Cross-Disease Bioinformatics Analysis to Elucidate Roles of Astrocytic Pathways Regulating Neuroinflammation in Autism Spectrum Disorder

Abstract

While neuroinflammation has been implicated as a significant component in autism spectrum disorder (ASD) and its etiology [5], the molecular mechanism in the disease is not well understood. Astrocytes are the most abundant glial cell type in the central nervous system (CNS). They respond to inflammatory signals and can themselves promote inflammation, which makes them important players in neurologic diseases [19]. Advances in single-cell genomics and transcriptomics have fueled the identification of novel pathways that control astrocyte functions associated with chronic neuroinflammatory disorders such as multiple sclerosis (MS) [2]. These advances present an opportunity to study the common molecular mechanisms underlying neuroinflammation in both ASD and MS. In this paper, we analyze and characterize the common astrocytes subpopulations shared in both ASD and MS using the large-scale single-cell RNA-seq expression data collected from postmortem brain samples of subjects diagnosed with ASD (PRJNA434002) and MS (PRJNA544731). Batch correction [11] was implemented using Harmony [10] to strengthen the unbiased analysis. Seurat and SC3 were used for the identification of common astrocyte clusters and their marker genes; DESeq2 for disease-specific differentially expressed gene (DEG) analysis; Monocle and Enrichr for trajectory, enrichment, and ingenuity pathway analysis (IPA) of DEGs.
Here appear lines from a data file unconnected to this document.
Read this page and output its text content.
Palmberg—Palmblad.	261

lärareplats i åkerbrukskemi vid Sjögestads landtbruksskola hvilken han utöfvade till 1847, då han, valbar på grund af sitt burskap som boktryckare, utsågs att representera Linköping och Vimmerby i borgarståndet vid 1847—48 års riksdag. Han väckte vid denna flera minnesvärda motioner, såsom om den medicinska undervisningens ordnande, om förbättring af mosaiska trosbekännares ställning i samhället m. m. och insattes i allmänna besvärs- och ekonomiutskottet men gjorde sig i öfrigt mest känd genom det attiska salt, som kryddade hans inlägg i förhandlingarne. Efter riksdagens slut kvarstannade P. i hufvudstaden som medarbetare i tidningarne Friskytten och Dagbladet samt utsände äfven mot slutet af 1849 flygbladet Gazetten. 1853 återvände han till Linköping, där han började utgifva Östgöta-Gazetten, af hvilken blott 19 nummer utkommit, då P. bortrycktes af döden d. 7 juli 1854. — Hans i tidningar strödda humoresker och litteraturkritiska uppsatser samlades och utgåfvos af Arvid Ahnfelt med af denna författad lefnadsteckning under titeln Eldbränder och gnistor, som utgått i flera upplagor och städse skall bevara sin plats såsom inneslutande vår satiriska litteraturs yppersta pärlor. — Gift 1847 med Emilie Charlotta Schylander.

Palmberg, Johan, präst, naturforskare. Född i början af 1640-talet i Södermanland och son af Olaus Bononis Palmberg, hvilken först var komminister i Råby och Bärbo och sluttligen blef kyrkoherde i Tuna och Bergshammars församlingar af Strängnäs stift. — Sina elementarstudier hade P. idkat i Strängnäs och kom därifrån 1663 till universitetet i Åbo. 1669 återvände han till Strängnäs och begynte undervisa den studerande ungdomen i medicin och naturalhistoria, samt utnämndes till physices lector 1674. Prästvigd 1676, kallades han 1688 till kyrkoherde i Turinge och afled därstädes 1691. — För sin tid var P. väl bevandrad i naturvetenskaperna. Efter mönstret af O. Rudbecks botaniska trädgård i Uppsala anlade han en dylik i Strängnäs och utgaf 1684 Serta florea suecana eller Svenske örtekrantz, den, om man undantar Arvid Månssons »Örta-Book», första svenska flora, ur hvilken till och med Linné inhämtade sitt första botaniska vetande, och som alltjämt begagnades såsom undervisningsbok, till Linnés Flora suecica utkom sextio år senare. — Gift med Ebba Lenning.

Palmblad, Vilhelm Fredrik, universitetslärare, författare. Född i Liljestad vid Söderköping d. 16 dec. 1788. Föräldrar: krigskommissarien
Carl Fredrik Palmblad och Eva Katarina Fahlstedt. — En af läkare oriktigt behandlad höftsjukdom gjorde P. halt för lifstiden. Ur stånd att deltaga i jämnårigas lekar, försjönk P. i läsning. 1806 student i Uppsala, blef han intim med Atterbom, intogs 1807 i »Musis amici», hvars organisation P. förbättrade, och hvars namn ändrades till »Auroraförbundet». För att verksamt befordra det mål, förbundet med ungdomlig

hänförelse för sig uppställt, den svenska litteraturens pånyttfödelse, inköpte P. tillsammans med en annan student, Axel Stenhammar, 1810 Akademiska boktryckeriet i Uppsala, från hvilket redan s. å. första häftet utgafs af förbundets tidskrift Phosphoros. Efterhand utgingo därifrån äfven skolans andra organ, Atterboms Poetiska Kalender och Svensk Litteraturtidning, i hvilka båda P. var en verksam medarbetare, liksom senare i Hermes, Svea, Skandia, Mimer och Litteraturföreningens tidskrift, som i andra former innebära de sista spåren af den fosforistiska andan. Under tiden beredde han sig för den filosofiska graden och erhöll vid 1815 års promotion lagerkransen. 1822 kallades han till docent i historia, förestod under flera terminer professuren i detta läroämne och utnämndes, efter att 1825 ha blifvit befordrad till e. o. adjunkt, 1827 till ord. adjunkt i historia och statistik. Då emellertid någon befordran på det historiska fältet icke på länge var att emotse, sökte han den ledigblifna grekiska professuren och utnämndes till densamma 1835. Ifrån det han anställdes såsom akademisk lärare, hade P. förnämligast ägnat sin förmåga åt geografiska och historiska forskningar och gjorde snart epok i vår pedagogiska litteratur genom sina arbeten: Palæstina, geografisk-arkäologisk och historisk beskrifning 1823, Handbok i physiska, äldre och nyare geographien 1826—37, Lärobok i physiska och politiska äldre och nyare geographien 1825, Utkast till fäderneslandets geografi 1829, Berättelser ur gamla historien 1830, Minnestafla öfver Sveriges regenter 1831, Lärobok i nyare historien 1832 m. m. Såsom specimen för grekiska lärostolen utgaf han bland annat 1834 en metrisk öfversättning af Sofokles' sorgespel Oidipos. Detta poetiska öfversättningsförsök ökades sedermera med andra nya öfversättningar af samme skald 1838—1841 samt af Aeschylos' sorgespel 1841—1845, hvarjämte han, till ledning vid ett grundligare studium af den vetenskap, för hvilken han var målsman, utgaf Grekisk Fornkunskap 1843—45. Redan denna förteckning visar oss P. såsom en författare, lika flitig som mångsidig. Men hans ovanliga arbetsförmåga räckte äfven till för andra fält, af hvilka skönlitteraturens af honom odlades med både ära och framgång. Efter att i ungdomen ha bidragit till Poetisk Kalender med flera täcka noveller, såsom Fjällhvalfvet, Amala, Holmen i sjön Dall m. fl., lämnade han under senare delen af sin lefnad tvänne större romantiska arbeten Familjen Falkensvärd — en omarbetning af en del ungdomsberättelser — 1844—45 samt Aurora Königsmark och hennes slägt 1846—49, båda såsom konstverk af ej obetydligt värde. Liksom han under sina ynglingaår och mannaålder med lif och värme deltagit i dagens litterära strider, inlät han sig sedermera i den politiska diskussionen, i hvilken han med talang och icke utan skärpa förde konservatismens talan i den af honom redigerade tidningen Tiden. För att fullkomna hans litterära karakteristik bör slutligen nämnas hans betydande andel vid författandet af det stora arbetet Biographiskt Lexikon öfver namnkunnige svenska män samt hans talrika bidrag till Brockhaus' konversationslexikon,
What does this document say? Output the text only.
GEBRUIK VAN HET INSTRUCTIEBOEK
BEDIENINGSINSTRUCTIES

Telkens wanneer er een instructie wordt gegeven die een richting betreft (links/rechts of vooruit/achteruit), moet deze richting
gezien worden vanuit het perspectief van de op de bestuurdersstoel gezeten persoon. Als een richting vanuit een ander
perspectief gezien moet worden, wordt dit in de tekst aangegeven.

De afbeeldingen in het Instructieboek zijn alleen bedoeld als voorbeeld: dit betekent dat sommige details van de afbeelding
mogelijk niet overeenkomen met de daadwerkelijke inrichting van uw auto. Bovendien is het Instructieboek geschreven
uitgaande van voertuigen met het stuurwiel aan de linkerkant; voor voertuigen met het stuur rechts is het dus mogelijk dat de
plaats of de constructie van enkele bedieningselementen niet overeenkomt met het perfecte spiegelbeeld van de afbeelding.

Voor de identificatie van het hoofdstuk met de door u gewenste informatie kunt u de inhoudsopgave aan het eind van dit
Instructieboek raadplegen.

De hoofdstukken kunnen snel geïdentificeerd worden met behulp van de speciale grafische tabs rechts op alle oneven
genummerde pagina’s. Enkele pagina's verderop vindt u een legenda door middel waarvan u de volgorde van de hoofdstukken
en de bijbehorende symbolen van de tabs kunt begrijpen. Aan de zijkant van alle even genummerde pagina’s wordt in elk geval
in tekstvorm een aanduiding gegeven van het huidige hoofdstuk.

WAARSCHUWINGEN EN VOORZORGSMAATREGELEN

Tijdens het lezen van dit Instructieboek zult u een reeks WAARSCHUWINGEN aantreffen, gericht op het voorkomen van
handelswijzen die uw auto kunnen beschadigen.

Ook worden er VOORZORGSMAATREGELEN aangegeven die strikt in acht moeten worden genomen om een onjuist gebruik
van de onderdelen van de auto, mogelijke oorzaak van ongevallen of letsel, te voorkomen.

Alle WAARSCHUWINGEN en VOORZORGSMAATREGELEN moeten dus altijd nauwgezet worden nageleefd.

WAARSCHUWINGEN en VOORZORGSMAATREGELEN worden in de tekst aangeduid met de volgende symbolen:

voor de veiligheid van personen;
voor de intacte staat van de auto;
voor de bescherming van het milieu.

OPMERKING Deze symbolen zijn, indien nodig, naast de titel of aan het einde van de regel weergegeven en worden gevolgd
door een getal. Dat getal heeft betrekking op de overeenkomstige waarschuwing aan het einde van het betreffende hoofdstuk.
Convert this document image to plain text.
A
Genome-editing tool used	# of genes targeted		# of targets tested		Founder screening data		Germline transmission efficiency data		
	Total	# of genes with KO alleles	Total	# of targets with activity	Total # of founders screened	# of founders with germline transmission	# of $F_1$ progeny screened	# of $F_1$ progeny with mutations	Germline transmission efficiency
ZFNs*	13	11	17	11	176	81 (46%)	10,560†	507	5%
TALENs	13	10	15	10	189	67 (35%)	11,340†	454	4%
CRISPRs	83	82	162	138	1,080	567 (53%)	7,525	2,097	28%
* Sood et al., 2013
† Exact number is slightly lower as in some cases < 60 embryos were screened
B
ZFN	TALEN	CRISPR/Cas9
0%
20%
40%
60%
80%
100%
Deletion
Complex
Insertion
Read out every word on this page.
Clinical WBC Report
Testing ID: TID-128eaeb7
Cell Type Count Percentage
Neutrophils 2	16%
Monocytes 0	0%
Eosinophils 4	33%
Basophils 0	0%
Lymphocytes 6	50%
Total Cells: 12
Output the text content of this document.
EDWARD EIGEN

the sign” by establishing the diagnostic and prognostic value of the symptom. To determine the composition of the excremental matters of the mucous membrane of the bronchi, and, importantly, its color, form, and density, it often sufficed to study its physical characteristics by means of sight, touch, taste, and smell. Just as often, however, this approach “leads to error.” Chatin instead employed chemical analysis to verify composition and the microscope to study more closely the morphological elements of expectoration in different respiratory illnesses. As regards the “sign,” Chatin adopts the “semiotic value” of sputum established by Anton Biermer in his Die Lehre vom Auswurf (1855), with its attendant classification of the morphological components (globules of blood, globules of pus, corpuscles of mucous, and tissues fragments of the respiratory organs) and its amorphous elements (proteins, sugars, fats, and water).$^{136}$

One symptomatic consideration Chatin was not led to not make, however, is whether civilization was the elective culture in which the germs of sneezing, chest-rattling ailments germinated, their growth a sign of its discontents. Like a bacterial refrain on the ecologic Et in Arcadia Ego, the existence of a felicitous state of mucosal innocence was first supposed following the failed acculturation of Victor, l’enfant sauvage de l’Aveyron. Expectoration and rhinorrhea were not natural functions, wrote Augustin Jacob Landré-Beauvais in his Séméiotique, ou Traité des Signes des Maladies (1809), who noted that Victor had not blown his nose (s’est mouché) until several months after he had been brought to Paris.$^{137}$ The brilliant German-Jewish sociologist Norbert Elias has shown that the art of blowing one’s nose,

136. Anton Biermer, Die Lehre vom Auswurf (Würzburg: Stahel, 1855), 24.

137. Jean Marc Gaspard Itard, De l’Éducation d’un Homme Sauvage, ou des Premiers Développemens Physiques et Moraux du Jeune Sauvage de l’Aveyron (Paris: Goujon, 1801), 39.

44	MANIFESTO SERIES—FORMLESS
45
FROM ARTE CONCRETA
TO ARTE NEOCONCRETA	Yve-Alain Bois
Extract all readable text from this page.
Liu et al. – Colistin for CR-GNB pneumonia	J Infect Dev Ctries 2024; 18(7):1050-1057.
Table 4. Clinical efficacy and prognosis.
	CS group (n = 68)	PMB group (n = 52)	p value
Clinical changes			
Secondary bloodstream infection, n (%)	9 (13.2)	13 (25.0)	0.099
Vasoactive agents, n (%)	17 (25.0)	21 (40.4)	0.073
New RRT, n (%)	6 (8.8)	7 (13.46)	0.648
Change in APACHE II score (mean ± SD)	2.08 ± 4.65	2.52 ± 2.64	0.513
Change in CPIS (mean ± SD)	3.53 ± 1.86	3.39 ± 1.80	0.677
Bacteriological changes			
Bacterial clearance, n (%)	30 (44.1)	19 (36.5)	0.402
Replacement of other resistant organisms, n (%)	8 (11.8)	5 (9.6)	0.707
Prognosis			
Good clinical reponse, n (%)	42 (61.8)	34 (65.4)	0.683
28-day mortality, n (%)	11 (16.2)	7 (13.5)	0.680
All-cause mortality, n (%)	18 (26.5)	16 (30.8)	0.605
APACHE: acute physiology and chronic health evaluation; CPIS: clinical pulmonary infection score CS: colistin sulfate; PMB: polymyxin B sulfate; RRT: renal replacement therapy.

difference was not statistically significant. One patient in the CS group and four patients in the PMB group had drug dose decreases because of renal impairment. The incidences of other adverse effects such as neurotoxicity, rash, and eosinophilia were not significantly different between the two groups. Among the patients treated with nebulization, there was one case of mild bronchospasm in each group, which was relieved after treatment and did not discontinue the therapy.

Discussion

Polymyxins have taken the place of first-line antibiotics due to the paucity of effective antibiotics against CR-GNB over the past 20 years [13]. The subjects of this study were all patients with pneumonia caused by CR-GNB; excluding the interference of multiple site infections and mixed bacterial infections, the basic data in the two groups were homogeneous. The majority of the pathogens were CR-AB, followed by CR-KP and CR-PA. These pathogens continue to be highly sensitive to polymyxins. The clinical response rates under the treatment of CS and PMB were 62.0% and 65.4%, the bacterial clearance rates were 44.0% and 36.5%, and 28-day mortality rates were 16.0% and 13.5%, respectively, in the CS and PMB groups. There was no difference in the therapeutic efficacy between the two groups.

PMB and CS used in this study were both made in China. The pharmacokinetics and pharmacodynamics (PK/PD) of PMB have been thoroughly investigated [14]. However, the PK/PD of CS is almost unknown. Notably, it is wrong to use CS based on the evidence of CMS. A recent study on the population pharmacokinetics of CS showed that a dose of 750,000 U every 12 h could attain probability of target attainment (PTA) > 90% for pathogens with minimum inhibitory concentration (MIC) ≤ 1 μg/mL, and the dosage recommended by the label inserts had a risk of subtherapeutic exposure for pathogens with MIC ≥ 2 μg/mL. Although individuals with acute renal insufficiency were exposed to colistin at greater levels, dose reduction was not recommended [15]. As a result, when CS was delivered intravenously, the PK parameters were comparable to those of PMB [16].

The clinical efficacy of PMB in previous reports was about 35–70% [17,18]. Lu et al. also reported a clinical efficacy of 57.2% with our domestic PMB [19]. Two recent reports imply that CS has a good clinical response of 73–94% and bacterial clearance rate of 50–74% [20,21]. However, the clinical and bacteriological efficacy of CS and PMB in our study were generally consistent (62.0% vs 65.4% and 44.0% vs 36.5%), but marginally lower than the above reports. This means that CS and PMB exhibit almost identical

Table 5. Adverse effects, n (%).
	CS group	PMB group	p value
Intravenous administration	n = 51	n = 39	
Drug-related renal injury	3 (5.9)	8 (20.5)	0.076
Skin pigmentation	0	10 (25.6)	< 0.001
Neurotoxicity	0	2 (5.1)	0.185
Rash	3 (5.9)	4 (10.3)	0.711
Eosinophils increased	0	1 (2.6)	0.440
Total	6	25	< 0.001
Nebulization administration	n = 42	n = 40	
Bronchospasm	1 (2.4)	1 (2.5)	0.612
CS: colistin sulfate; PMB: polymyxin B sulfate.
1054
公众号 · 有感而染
Finally, GSEA was performed on IPSC bulk-RNA sequencing data to further characterize the common pro-inflammatory astrocytes subpopulations using transcriptional signatures of secondary progressive MS. This research revealed that oxidative stress-induced ferroptosis plays a pronounced role in the pathological astrocyte subpopulations common to both diseases. The discovery enables us to hypothesize that FTH1, SLC7A11, SAT1, CP, FTL and MAPK signaling are potentially involved in ASD pathophysiology, which could be further explored as novel targets for disease intervention.